The CEO of the Massachusetts eHealth Collaborative, Micky Tripathi, recounts the eight lessons he learned when his company was involved in a data breach when a laptop computer was stolen. It all stemmed from the fact that a laptop, which was not protected with the likes of AlertBoot hard drive encryption, was stolen.
First Hand Account – An Excellent and Insightful Read
Tripathi submitted a first-hand account of his thoughts and actions to histalkpractice.com. He starts off by noting that most might find the “details fascinating… because you realize through hard experience that protecting privacy and security is about incredible attention to the small stuff.”
In keeping with that statement, he has penned a very, very long (but extremely worthwhile) article with lots of details. If you’re into Cliffnotes, I’d suggest govinforsecurity.com‘s summary (and I’d suggest reading the original article over that).
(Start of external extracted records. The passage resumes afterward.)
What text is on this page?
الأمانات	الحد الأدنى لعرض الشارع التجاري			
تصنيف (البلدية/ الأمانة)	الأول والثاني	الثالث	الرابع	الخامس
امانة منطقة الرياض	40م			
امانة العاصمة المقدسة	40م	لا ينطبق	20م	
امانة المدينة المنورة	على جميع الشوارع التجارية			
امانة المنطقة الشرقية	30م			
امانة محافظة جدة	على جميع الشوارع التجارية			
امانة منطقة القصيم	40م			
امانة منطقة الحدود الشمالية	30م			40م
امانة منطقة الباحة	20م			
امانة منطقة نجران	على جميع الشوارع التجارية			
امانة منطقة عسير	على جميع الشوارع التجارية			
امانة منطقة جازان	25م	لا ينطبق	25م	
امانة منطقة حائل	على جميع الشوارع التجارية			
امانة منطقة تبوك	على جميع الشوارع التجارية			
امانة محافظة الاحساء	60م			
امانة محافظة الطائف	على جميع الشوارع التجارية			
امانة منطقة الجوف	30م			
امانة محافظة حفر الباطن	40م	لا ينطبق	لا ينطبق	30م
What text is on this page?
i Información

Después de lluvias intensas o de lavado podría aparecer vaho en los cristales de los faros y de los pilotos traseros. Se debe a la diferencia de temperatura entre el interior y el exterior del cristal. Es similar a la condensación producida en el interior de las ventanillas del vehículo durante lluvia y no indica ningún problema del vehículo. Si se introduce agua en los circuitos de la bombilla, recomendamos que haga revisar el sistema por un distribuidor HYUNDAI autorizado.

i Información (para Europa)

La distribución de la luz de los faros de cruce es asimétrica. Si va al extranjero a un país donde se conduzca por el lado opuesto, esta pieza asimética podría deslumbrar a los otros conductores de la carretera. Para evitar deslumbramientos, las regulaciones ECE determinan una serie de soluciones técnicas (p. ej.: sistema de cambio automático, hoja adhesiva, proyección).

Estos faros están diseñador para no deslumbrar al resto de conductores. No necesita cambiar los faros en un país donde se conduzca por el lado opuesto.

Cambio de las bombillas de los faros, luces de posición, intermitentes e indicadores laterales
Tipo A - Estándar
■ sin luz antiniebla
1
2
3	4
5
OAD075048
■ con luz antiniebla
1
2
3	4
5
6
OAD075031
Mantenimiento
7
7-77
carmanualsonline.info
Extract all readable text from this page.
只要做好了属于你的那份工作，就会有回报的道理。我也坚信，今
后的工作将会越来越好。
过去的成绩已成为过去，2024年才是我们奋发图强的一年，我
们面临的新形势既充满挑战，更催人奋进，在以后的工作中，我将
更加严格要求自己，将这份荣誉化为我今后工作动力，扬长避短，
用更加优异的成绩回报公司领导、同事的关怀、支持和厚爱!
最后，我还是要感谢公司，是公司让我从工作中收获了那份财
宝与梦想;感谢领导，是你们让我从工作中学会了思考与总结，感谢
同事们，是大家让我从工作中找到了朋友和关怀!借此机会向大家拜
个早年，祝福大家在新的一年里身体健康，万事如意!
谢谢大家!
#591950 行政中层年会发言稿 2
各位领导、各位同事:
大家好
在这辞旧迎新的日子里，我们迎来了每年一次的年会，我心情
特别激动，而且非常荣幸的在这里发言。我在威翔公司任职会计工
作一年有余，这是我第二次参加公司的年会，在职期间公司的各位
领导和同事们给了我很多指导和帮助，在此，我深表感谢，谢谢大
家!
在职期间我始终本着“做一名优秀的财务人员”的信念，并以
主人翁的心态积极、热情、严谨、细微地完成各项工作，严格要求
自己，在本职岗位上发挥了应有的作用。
My own concise summary (just the facts, ma’am): a laptop computer was stolen from an employee’s car while the employee was having lunch. The breach affected approximately 14,314 patients (out of which approximately 1,000 had to be notified under the “significant risk of harm” clause, which is still in effect under the HITECH Interim Final Rule), and required nearly $300,000 to resolve. Security software was implemented; however, encryption software was not one of them.
As an “implementation services company” they normally wouldn’t have patient data on their machines, except that they also have to deal with what Tripathi termed “kick-outs,” patient information that was rejected by a system. The company, as a consultancy, helps clients figure out why the data is getting kicked out. This means patient data is transferred to their machines. The rest, as they say, is history.
Unsurprisingly, his #2 lesson learned is “assume that your portable devices contain sensitive information.” This assumption is often more correct than it is wrong.
As Tripathi has himself noted, the company wouldn’t have had to deal with the situation had the computer been encrypted. Certainly, the odds of some random thief accessing his data were marginal at best, with the security software that was already used. Regardless:
And yet … the files were no longer in our control and, without encryption, were indisputably vulnerable. I’d heard the term “my knees weakened” before, but had never experienced it myself … up until that moment, that is.
Without encryption, data is indisputably vulnerable. That’s why most state, federal, and international law will grant safe harbor if encryption is used — if they do grant them. Exceptions are rarely made for other data security solutions, and when they are, they tend to be dropped later in favor of encryption.
You know what’s really frustrating to me? This:
The bad news kept on coming. In April 2010, we had instituted a company-wide policy requiring encryption of any files containing patient information. If the laptop or the files had been appropriately encrypted, this theft would not have been a breach issue. Turns out that we had been shopping around for whole disk encryption options to reinforce our security policy, but regrettably we hadn’t yet implemented a solution at the time of this incident.
Cases like these, where a data breach occurs while you’re considering options, are not unusual. But still reviewing options 21 months later? (The breach occurred on December 2011). Well, that’s a bit unusual.
Tripathi sounds like a very smart, conscientious guy, so what gives? My guess is that he failed the way most people fail when it comes to such issues: out of sight, out of mind. He himself notes that he doesn’t deal with “practice-level data” (read: protected health information), so, my guess is that he just assumed there must have been encryption in place for any employees who did deal with practice-level data on a day-to-day basis. After all, they began looking into it around April 2010. Why would someone assume encryption was not being used nearly two years after you started looking for something?